A book on parliamentary sleaze? Talk about perfect timing. Well, almost. These days, there’s so much parliamentary sleaze that no author could possibly keep up with it. I received my review copy of Code of Conduct: Why We Need to Fix Parliament more than two months before publication. Since then, we’ve seen the following.
Boris Johnson facing a 90-day suspension for lying to the Commons; Johnson’s immediate departure from politics; the row over the cronyism of his final honours list; the resignation of a Tory MP, David Warburton, after he admitted taking cocaine; fresh allegations of sexual harassment against an ex-Tory (now independent) MP, Julian Knight; the eight-week suspension of yet another Tory MP, Chris Pincher, over allegations of groping…
As a result of all these developments, some of which made it into the final version and some of which did not, that review copy was both blisteringly topical and quickly out of date. One chapter had ended with a voter telling the author: “If Boris gets away with all those lies, there’s no point in voting any more.” A new coda points out that there’s no need to worry about that now.
None the less, we still need ideas on how to clear up sleaze in general. And few people are better placed to offer some than the man who’s written this book, Sir Chris Bryant. A Labour MP for over 20 years, he’s also the chairman of the Committees on Standards and Privileges, the author of a two-volume history of Parliament – and a tirelessly voluble authority on the official guide to parliamentary protocol. “I haven’t just read Erskine May,” he boasts, “I have read several different editions of it – and occasionally exchange notes with the Clerk of the House about elements that need updating.” Little pleases him more, he adds, than “asking the Speaker to rule on a point of order about the proper conduct of business”.

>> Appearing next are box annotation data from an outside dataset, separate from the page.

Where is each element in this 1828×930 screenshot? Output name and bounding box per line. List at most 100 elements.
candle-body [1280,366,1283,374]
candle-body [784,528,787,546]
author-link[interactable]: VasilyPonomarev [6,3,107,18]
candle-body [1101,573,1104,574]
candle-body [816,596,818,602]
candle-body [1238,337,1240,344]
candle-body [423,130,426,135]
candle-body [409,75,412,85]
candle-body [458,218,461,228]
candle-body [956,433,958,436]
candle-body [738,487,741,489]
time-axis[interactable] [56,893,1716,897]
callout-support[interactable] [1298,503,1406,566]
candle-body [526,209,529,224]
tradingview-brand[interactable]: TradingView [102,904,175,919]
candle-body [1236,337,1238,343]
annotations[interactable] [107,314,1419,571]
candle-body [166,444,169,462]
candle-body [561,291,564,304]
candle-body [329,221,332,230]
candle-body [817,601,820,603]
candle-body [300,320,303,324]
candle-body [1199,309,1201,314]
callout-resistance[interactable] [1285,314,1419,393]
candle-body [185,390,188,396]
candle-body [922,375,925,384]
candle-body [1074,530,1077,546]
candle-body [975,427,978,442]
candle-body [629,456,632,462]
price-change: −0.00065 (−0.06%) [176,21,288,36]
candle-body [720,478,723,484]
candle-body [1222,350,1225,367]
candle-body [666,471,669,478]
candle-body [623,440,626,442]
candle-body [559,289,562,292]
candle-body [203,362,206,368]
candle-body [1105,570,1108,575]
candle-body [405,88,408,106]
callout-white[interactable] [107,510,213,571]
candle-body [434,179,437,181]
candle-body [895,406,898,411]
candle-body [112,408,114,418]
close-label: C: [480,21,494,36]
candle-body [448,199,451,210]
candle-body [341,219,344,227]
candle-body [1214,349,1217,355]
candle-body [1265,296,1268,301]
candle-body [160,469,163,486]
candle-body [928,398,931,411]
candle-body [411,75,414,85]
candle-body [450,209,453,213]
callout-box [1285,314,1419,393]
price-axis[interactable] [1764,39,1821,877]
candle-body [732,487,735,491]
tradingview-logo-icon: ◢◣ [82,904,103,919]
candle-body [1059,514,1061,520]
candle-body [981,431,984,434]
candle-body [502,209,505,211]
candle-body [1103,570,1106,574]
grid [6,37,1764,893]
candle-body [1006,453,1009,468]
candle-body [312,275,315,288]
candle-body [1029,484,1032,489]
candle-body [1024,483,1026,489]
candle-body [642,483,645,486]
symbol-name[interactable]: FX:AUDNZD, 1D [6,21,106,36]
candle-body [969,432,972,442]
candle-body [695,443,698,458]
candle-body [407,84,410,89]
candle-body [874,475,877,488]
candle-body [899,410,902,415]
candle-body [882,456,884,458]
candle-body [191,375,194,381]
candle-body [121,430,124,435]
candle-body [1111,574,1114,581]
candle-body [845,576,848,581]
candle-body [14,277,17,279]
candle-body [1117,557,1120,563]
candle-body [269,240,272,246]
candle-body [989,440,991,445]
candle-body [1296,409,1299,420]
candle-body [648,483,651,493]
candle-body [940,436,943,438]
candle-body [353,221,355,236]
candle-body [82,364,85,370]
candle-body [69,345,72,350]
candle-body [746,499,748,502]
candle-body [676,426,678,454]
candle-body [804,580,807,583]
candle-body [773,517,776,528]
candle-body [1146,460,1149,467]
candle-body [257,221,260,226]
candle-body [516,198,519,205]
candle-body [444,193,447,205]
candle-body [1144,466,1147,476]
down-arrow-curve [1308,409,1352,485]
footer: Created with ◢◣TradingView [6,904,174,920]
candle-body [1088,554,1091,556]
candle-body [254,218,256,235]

If that makes him sound like an officious little fusspot, don’t be put off. For one thing, Sir Chris is admirably self-aware: “I can be impulsive, sanctimonious and pompous”. And for another, he’s very readable. He has a fine fund of historic anecdotes: for example, the one about the 18th-century MP who, as punishment for forgery, was put in the pillory and pelted with “eggs, ordure and dead cats”.